I got demolished yesterday. Not metaphorically. I mean I paddled out into conditions that were way beyond my skill level, and the ocean spent the next hour reminding me exactly where I stand in the natural order of things. Three wipeouts in the first ten minutes. The kind where you don't know which way is up. The kind where your board becomes a weapon against you. And you know what? It was exactly what I needed.
Most people talk about surfing like it's this romantic dance with the ocean. You see it in movies and Instagram and that's fine, but that's not where the real growth happens. The real growth happens when you're getting your ass handed to you by something infinitely more powerful than you are. When you're not the strongest, fastest, or most skilled person in the water. When the conditions don't care about your ego or your ambitions.
I've spent the last few years chasing bigger waves, better breaks, the kind of lineups where you feel the pressure and rise to meet it. But yesterday something shifted. I wasn't chasing anything. I was just surviving. And in that survival, I found something I'd been missing in all my calculated progression.
See, I used to think progression meant getting better at reading the ocean, improving my technique, building strength and paddle power. Those things matter, absolutely. But I was approaching surfing like I approach training at the gym. With a plan. With measurable goals. With the assumption that hard work plus smart work equals success. The ocean doesn't respect that formula.

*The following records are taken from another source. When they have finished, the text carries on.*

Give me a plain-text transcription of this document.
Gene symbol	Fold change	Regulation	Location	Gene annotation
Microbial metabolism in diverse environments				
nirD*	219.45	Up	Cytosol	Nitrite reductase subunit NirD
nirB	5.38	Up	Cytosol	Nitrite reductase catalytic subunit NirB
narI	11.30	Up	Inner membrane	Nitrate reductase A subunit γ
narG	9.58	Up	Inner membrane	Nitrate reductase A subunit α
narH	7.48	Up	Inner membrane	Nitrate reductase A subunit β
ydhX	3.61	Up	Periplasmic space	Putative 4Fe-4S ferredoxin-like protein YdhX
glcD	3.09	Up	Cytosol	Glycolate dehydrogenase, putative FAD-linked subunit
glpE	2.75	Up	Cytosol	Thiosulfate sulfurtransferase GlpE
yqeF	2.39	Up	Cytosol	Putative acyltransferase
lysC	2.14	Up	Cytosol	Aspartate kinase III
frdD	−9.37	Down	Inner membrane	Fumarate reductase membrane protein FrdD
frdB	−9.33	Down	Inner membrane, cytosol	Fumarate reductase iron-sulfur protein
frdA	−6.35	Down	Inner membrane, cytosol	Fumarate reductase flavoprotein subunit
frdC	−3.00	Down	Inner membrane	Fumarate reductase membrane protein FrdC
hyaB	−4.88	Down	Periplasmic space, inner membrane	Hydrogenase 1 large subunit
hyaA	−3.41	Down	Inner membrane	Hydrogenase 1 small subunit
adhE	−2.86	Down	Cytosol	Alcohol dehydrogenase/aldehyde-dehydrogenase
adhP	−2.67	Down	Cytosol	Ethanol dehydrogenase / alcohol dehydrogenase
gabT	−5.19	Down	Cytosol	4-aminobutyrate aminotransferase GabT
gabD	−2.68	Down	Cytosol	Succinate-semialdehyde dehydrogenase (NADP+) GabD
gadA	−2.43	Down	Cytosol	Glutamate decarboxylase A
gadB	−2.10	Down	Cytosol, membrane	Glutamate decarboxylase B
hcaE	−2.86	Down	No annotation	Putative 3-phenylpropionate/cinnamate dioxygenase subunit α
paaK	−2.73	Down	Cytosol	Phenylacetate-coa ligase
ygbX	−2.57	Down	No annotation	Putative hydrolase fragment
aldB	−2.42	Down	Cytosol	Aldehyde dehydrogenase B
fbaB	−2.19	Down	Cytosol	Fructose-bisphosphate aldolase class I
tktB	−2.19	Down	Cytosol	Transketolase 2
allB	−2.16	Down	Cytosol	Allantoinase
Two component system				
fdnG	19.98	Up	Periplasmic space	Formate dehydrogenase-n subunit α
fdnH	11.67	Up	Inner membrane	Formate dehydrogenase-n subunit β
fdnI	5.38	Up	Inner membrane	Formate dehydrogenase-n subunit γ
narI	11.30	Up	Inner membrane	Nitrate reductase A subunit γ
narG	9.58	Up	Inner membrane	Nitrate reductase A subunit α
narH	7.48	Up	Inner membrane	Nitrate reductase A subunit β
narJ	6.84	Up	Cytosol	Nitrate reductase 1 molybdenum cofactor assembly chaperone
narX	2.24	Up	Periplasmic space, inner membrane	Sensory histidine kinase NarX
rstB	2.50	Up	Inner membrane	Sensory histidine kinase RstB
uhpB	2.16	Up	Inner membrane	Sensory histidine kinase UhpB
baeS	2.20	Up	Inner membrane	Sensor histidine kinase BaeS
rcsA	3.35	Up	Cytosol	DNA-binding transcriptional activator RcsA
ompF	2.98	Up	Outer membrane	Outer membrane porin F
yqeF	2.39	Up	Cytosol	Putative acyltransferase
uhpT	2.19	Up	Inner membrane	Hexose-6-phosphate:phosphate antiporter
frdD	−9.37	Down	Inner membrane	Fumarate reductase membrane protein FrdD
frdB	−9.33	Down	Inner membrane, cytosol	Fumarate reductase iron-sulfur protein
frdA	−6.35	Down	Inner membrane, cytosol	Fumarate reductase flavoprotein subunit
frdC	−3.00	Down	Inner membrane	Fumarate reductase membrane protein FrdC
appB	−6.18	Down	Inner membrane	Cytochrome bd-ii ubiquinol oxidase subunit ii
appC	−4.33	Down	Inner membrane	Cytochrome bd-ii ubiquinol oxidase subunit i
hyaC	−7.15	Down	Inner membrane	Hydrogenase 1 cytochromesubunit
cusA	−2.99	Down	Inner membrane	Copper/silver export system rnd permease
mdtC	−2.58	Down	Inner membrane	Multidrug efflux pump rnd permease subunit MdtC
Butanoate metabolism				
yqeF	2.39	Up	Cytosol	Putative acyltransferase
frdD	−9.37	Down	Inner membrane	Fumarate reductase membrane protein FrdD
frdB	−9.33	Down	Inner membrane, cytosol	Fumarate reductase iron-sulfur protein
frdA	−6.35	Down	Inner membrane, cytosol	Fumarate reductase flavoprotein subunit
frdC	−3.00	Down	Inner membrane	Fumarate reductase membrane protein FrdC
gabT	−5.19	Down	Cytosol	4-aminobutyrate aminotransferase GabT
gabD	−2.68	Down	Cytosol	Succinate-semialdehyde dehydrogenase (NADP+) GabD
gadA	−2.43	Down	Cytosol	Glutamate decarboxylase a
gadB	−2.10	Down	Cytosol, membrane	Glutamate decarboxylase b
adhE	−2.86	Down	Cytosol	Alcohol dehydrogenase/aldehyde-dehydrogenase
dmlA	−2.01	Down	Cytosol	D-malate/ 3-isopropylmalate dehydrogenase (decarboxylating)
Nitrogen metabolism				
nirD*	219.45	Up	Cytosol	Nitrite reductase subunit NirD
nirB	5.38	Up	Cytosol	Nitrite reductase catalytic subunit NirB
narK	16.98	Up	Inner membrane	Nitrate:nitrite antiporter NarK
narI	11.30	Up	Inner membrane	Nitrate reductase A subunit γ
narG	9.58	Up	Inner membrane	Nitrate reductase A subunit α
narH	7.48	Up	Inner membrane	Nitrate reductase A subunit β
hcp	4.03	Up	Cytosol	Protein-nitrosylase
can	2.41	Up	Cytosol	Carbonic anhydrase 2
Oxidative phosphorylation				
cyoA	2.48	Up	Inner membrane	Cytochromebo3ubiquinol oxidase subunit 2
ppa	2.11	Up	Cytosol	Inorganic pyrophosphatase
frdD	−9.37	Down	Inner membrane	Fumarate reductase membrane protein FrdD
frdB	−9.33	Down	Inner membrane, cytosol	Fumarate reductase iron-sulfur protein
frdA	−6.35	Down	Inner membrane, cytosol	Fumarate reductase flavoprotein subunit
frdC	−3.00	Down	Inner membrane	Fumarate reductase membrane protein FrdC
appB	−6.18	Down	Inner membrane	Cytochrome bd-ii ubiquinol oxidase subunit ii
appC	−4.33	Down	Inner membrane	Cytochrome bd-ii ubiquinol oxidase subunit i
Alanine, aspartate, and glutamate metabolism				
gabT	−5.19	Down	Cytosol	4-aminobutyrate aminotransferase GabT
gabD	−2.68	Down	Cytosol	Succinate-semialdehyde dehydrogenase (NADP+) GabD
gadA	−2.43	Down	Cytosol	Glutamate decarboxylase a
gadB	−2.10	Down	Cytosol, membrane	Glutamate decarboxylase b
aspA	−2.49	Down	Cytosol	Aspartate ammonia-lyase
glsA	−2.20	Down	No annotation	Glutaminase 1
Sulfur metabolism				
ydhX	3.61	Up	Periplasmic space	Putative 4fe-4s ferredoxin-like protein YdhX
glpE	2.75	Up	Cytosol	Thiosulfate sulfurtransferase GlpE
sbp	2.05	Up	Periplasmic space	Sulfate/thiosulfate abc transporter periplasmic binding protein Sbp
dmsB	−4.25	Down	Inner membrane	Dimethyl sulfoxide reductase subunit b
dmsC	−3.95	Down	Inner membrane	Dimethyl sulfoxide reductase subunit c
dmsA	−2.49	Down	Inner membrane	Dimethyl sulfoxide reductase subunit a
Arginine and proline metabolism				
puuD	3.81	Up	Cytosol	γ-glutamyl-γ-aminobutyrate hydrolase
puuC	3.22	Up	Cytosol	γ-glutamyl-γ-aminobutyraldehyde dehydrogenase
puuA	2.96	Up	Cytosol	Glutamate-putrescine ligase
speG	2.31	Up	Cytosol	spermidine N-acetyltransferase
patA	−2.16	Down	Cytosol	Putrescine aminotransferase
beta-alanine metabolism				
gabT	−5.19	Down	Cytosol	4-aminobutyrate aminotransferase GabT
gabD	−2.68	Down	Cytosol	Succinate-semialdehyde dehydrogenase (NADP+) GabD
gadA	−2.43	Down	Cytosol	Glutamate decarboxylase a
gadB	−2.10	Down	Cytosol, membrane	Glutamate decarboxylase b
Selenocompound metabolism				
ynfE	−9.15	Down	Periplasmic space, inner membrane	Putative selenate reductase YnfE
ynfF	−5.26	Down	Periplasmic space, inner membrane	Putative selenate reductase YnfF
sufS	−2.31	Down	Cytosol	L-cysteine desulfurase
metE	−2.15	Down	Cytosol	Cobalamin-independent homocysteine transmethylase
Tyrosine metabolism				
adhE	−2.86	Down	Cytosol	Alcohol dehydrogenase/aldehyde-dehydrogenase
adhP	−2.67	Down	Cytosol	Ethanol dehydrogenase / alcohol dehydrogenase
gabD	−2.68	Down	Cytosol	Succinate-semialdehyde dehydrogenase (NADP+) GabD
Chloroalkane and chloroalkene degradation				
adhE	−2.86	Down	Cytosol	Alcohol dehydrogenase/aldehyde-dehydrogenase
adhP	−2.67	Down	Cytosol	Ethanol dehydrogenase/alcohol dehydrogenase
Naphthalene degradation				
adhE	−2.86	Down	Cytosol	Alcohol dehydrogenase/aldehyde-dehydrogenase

When you get shut down, when you're exhausted and humbled and questioning every decision that got you out there, something cracks open. Your mind stops calculating. You stop thinking about what you should be doing and you just react. You paddle for a wave not because you've analyzed the conditions but because it's there. You commit instead of second guessing. You trust your body's instincts instead of your brain's strategy.
The surfers I respect most aren't the ones with the perfect technique. They're the ones who've put themselves in impossible situations enough times that they've learned how to stay calm when everything is chaos. They've been broken down by the ocean enough times that they understand it's not something you conquer. It's something you negotiate with. Carefully. Humbly.
After my third wipeout yesterday, I sat on my board for a minute just bobbing there. My shoulders were burning. My lungs felt like they had saltwater in them. And I laughed out loud. Because I realized I wasn't frustrated. I wasn't even disappointed. I was grateful. Grateful that the ocean still had something to teach me. Grateful that I could still be surprised by it.
That's rare, you know? Most of the time we're in environments where we have some degree of control or mastery. We understand the rules. We know what to expect. But the ocean doesn't work that way. It changes every single day. Every single hour sometimes. And if you want to grow as a surfer, you have to keep showing up even when you don't understand it.
I paddled out again this morning. Conditions were still big but I went with a completely different mindset. Not trying to conquer anything. Just trying to read what the ocean was actually offering instead of what I wanted it to offer. Got three solid waves before the swell shifted again. Weren't the biggest waves I've ever ridden but they felt earned in a way that matters.
That's what getting shut down does. It teaches you the difference between going through the motions and actually being present. Between looking like you're surfing and being a surfer. And that difference changes everything.
When's the last time you let yourself get completely shut down at something you care about? Not because you failed to prepare but because you genuinely weren't ready? What did you learn about yourself when that happened?